I can pull this all together.
Let’s start with the silence. Chronic Lyme Disease has left me with an addled brain. As a result, I have become incredibly sensitive to sound, and my brain is very easily agitated. In response, silence has become my favorite sound. I live for it. I find solace in it. I need it like a drug. I walk at dawn so I can experience the earth at its most quiet. When in my car I often don’t listen to the radio. When I’m home alone I do not play music and rarely turn on the TV. I meditate. Blessed, blessed silence.
There are however, two occasions on which I seek out noise. The first is when I miss my beloved late brother. We shared a deep love for each other and for Springsteen. So when I miss my brother, I play Springsteen. Loudly. The more I miss him, the louder the music. In this instance, my heart hurts more than my brain, and music becomes medicine.
The other time I actively seek out loud noise is when I need to feel brave. I am at the point in my recovery where bravery is imperative. Maybe it’s been imperative all along, but my need for bravery feels more urgent now.
It’s hard to explain what this moment is like for me. I am emerging from a long period of being commanded by illness and anxiety. I am at the point right after the car accident. I am dusting myself off, checking to see if all body parts are present, and am somewhat unsteadily walking away from the wreck.
I am not the person I was when I was in the deep clutches of illness. And I am not the vibrant, fully functional person I was before I got sick. I am somewhere in the awkward middle. Striving to regain some of my past life, but within the limitations of my lingering health struggles.

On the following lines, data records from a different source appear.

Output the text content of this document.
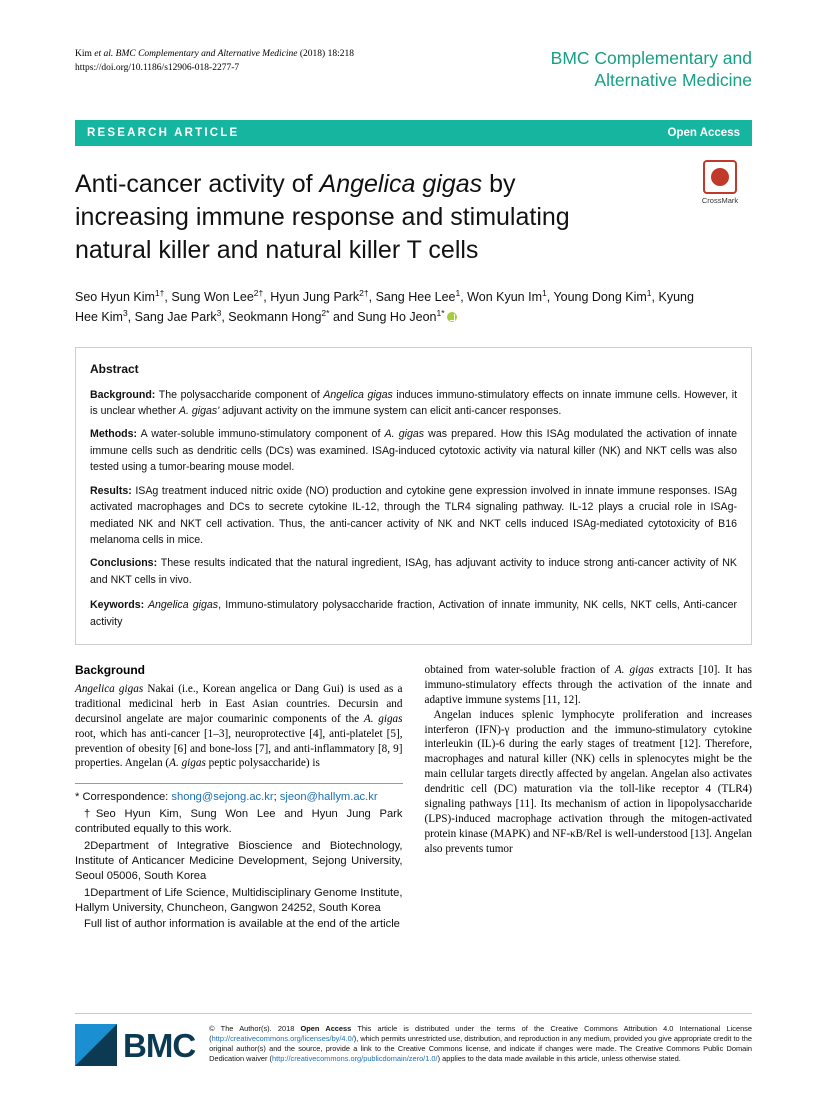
Kim et al. BMC Complementary and Alternative Medicine (2018) 18:218
https://doi.org/10.1186/s12906-018-2277-7	BMC Complementary and
Alternative Medicine
RESEARCH ARTICLE	Open Access
Anti-cancer activity of Angelica gigas by increasing immune response and stimulating natural killer and natural killer T cells
CrossMark
Seo Hyun Kim$^{1\dagger}$, Sung Won Lee$^{2\dagger}$, Hyun Jung Park$^{2\dagger}$, Sang Hee Lee$^1$, Won Kyun Im$^1$, Young Dong Kim$^1$, Kyung Hee Kim$^3$, Sang Jae Park$^3$, Seokmann Hong$^{2*}$ and Sung Ho Jeon$^{1*}$
Abstract

Background: The polysaccharide component of Angelica gigas induces immuno-stimulatory effects on innate immune cells. However, it is unclear whether A. gigas' adjuvant activity on the immune system can elicit anti-cancer responses.

Methods: A water-soluble immuno-stimulatory component of A. gigas was prepared. How this ISAg modulated the activation of innate immune cells such as dendritic cells (DCs) was examined. ISAg-induced cytotoxic activity via natural killer (NK) and NKT cells was also tested using a tumor-bearing mouse model.

Results: ISAg treatment induced nitric oxide (NO) production and cytokine gene expression involved in innate immune responses. ISAg activated macrophages and DCs to secrete cytokine IL-12, through the TLR4 signaling pathway. IL-12 plays a crucial role in ISAg-mediated NK and NKT cell activation. Thus, the anti-cancer activity of NK and NKT cells induced ISAg-mediated cytotoxicity of B16 melanoma cells in mice.

Conclusions: These results indicated that the natural ingredient, ISAg, has adjuvant activity to induce strong anti-cancer activity of NK and NKT cells in vivo.

Keywords: Angelica gigas, Immuno-stimulatory polysaccharide fraction, Activation of innate immunity, NK cells, NKT cells, Anti-cancer activity

Background

Angelica gigas Nakai (i.e., Korean angelica or Dang Gui) is used as a traditional medicinal herb in East Asian countries. Decursin and decursinol angelate are major coumarinic components of the A. gigas root, which has anti-cancer [1–3], neuroprotective [4], anti-platelet [5], prevention of obesity [6] and bone-loss [7], and anti-inflammatory [8, 9] properties. Angelan (A. gigas peptic polysaccharide) is

* Correspondence: shong@sejong.ac.kr; sjeon@hallym.ac.kr

†Seo Hyun Kim, Sung Won Lee and Hyun Jung Park contributed equally to this work.

2Department of Integrative Bioscience and Biotechnology, Institute of Anticancer Medicine Development, Sejong University, Seoul 05006, South Korea

1Department of Life Science, Multidisciplinary Genome Institute, Hallym University, Chuncheon, Gangwon 24252, South Korea

Full list of author information is available at the end of the article

obtained from water-soluble fraction of A. gigas extracts [10]. It has immuno-stimulatory effects through the activation of the innate and adaptive immune systems [11, 12].

Angelan induces splenic lymphocyte proliferation and increases interferon (IFN)-γ production and the immuno-stimulatory cytokine interleukin (IL)-6 during the early stages of treatment [12]. Therefore, macrophages and natural killer (NK) cells in splenocytes might be the main cellular targets directly affected by angelan. Angelan also activates dendritic cell (DC) maturation via the toll-like receptor 4 (TLR4) signaling pathways [11]. Its mechanism of action in lipopolysaccharide (LPS)-induced macrophage activation through the mitogen-activated protein kinase (MAPK) and NF-κB/Rel is well-understood [13]. Angelan also prevents tumor

BMC © The Author(s). 2018 Open Access This article is distributed under the terms of the Creative Commons Attribution 4.0 International License (http://creativecommons.org/licenses/by/4.0/), which permits unrestricted use, distribution, and reproduction in any medium, provided you give appropriate credit to the original author(s) and the source, provide a link to the Creative Commons license, and indicate if changes were made. The Creative Commons Public Domain Dedication waiver (http://creativecommons.org/publicdomain/zero/1.0/) applies to the data made available in this article, unless otherwise stated.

It’s unchartered territory. It’s scary. I am still easily fatigued, and anxiety is always a whisper away. But with hard work, persistence, and a lot of self pep talks, I can do more than I used to. The new world I’m trying to inhabit is foreign to me. My primary identity for the last eight years was “patient” and now I am trying to transform my identity to “person”. It’s a lot harder than it sounds.

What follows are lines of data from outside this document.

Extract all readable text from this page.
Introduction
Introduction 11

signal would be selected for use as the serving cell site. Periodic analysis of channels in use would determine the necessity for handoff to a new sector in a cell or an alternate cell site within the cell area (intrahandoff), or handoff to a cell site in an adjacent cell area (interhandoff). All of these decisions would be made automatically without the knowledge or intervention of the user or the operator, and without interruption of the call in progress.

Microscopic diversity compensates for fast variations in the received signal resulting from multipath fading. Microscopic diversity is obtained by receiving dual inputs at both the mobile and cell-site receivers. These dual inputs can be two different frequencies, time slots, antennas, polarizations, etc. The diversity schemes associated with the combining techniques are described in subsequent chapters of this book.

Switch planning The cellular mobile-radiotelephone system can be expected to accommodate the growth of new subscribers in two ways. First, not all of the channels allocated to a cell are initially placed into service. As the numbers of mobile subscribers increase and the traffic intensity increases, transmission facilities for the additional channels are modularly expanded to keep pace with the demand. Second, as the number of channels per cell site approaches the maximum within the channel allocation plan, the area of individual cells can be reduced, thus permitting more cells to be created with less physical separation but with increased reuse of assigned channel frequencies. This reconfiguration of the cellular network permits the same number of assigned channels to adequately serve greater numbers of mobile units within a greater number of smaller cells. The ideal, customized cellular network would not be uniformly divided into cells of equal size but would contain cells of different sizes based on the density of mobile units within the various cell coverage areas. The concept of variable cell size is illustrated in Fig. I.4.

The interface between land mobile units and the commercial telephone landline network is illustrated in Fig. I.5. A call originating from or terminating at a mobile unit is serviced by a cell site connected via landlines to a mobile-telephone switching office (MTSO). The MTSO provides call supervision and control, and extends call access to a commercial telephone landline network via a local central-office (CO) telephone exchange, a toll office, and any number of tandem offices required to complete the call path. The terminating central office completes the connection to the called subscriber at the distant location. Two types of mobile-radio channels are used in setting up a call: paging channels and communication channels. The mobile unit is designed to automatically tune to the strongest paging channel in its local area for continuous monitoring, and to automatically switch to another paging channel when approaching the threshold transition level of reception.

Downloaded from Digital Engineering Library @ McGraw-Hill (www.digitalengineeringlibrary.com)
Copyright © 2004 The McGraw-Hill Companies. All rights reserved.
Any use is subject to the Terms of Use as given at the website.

It takes courage. Courage to believe I really am getting better. Courage to believe getting out won’t wear me out. Courage to believe I have the fortitude to keep my anxiety in the background. Courage to believe a bad day is an isolated incident vs. backtracking to a previous state.
I accidentally stumbled on a counterintuitive (at least for me) way to boost my courage. My daughter and I share an iTunes account, so random music is always popping up on my phone. While in the car the other day, my phone somehow connected to the radio and the Sara Bareilles song, Brave started playing. My first instinct was to turn it off (noise), but instead I decided to listen. And darn, if I didn’t feel more brave afterwards. So I listened again. A little louder this time. And again, louder still. And with each new playing I felt just a little more brave.

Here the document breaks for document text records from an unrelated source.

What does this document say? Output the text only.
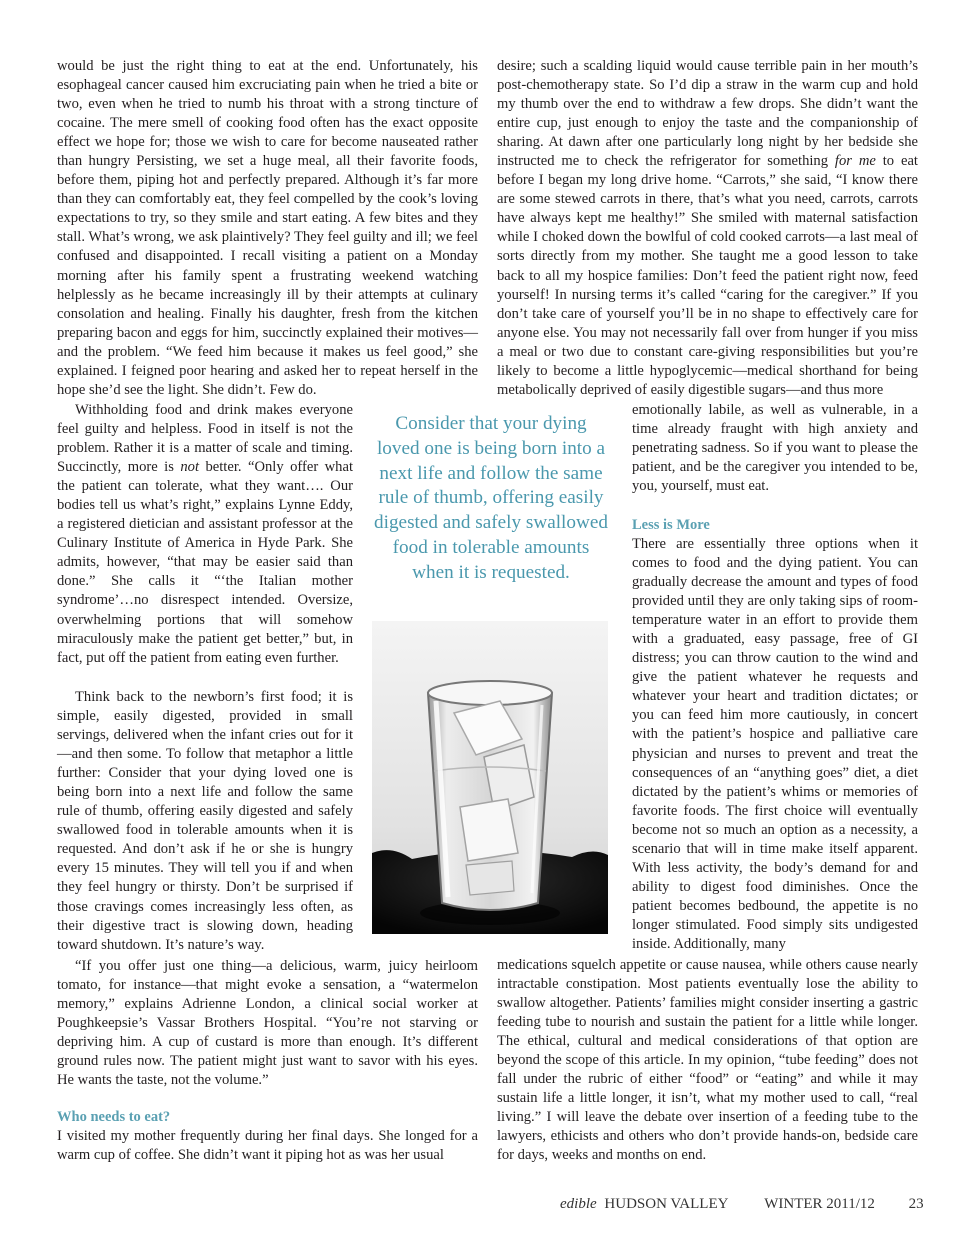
would be just the right thing to eat at the end. Unfortunately, his esophageal cancer caused him excruciating pain when he tried a bite or two, even when he tried to numb his throat with a strong tincture of cocaine. The mere smell of cooking food often has the exact opposite effect we hope for; those we wish to care for become nauseated rather than hungry Persisting, we set a huge meal, all their favorite foods, before them, piping hot and perfectly prepared. Although it’s far more than they can comfortably eat, they feel compelled by the cook’s loving expectations to try, so they smile and start eating. A few bites and they stall. What’s wrong, we ask plaintively? They feel guilty and ill; we feel confused and disappointed. I recall visiting a patient on a Monday morning after his family spent a frustrating weekend watching helplessly as he became increasingly ill by their attempts at culinary consolation and healing. Finally his daughter, fresh from the kitchen preparing bacon and eggs for him, succinctly explained their motives—and the problem. “We feed him because it makes us feel good,” she explained. I feigned poor hearing and asked her to repeat herself in the hope she’d see the light. She didn’t. Few do.

Withholding food and drink makes everyone feel guilty and helpless. Food in itself is not the problem. Rather it is a matter of scale and timing. Succinctly, more is not better. “Only offer what the patient can tolerate, what they want…. Our bodies tell us what’s right,” explains Lynne Eddy, a registered dietician and assistant professor at the Culinary Institute of America in Hyde Park. She admits, however, “that may be easier said than done.” She calls it “‘the Italian mother syndrome’…no disrespect intended. Oversize, overwhelming portions that will somehow miraculously make the patient get better,” but, in fact, put off the patient from eating even further.

Think back to the newborn’s first food; it is simple, easily digested, provided in small servings, delivered when the infant cries out for it—and then some. To follow that metaphor a little further: Consider that your dying loved one is being born into a next life and follow the same rule of thumb, offering easily digested and safely swallowed food in tolerable amounts when it is requested. And don’t ask if he or she is hungry every 15 minutes. They will tell you if and when they feel hungry or thirsty. Don’t be surprised if those cravings comes increasingly less often, as their digestive tract is slowing down, heading toward shutdown. It’s nature’s way.

“If you offer just one thing—a delicious, warm, juicy heirloom tomato, for instance—that might evoke a sensation, a “watermelon memory,” explains Adrienne London, a clinical social worker at Poughkeepsie’s Vassar Brothers Hospital. “You’re not starving or depriving him. A cup of custard is more than enough. It’s different ground rules now. The patient might just want to savor with his eyes. He wants the taste, not the volume.”

Who needs to eat?

I visited my mother frequently during her final days. She longed for a warm cup of coffee. She didn’t want it piping hot as was her usual

Consider that your dying loved one is being born into a next life and follow the same rule of thumb, offering easily digested and safely swallowed food in tolerable amounts when it is requested.

desire; such a scalding liquid would cause terrible pain in her mouth’s post-chemotherapy state. So I’d dip a straw in the warm cup and hold my thumb over the end to withdraw a few drops. She didn’t want the entire cup, just enough to enjoy the taste and the companionship of sharing. At dawn after one particularly long night by her bedside she instructed me to check the refrigerator for something for me to eat before I began my long drive home. “Carrots,” she said, “I know there are some stewed carrots in there, that’s what you need, carrots, carrots have always kept me healthy!” She smiled with maternal satisfaction while I choked down the bowlful of cold cooked carrots—a last meal of sorts directly from my mother. She taught me a good lesson to take back to all my hospice families: Don’t feed the patient right now, feed yourself! In nursing terms it’s called “caring for the caregiver.” If you don’t take care of yourself you’ll be in no shape to effectively care for anyone else. You may not necessarily fall over from hunger if you miss a meal or two due to constant care-giving responsibilities but you’re likely to become a little hypoglycemic—medical shorthand for being metabolically deprived of easily digestible sugars—and thus more

emotionally labile, as well as vulnerable, in a time already fraught with high anxiety and penetrating sadness. So if you want to please the patient, and be the caregiver you intended to be, you, yourself, must eat.

Less is More

There are essentially three options when it comes to food and the dying patient. You can gradually decrease the amount and types of food provided until they are only taking sips of room-temperature water in an effort to provide them with a graduated, easy passage, free of GI distress; you can throw caution to the wind and give the patient whatever he requests and whatever your heart and tradition dictates; or you can feed him more cautiously, in concert with the patient’s hospice and palliative care physician and nurses to prevent and treat the consequences of an “anything goes” diet, a diet dictated by the patient’s whims or memories of favorite foods. The first choice will eventually become not so much an option as a necessity, a scenario that will in time make itself apparent. With less activity, the body’s demand for and ability to digest food diminishes. Once the patient becomes bedbound, the appetite is no longer stimulated. Food simply sits undigested inside. Additionally, many

medications squelch appetite or cause nausea, while others cause nearly intractable constipation. Most patients eventually lose the ability to swallow altogether. Patients’ families might consider inserting a gastric feeding tube to nourish and sustain the patient for a little while longer. The ethical, cultural and medical considerations of that option are beyond the scope of this article. In my opinion, “tube feeding” does not fall under the rubric of either “food” or “eating” and while it may sustain life a little longer, it isn’t, what my mother used to call, “real living.” I will leave the debate over insertion of a feeding tube to the lawyers, ethicists and others who don’t provide hands-on, bedside care for days, weeks and months on end.

edible HUDSON VALLEY WINTER 2011/12 23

These lyrics spoke to me in particular:
Maybe there’s a way out of the cage where you live
Maybe one of these days you can let the light in
Show me how big your brave is
My life felt like a darkened cage for a long time. I just felt so trapped by Lyme and anxiety. I had been everywhere and tried everything, and I was not getting better. I couldn’t see any daylight. And then finally, there was a crack. My job now is to make that crack just a touch bigger every day.
Enlarging that crack is very much a mental game. I am wobbly, and it would be easy to fall back into the dark cage. But I feel just well enough to continue fighting for the light. But I can’t do it if my brave is not big. So on those days when my brave feels small, I crank that song and play it as many times as I need to. Cheesy? Absolutely. Does it help? Absolutely.
At this point, I need to embrace anything that helps. Cheesy or not.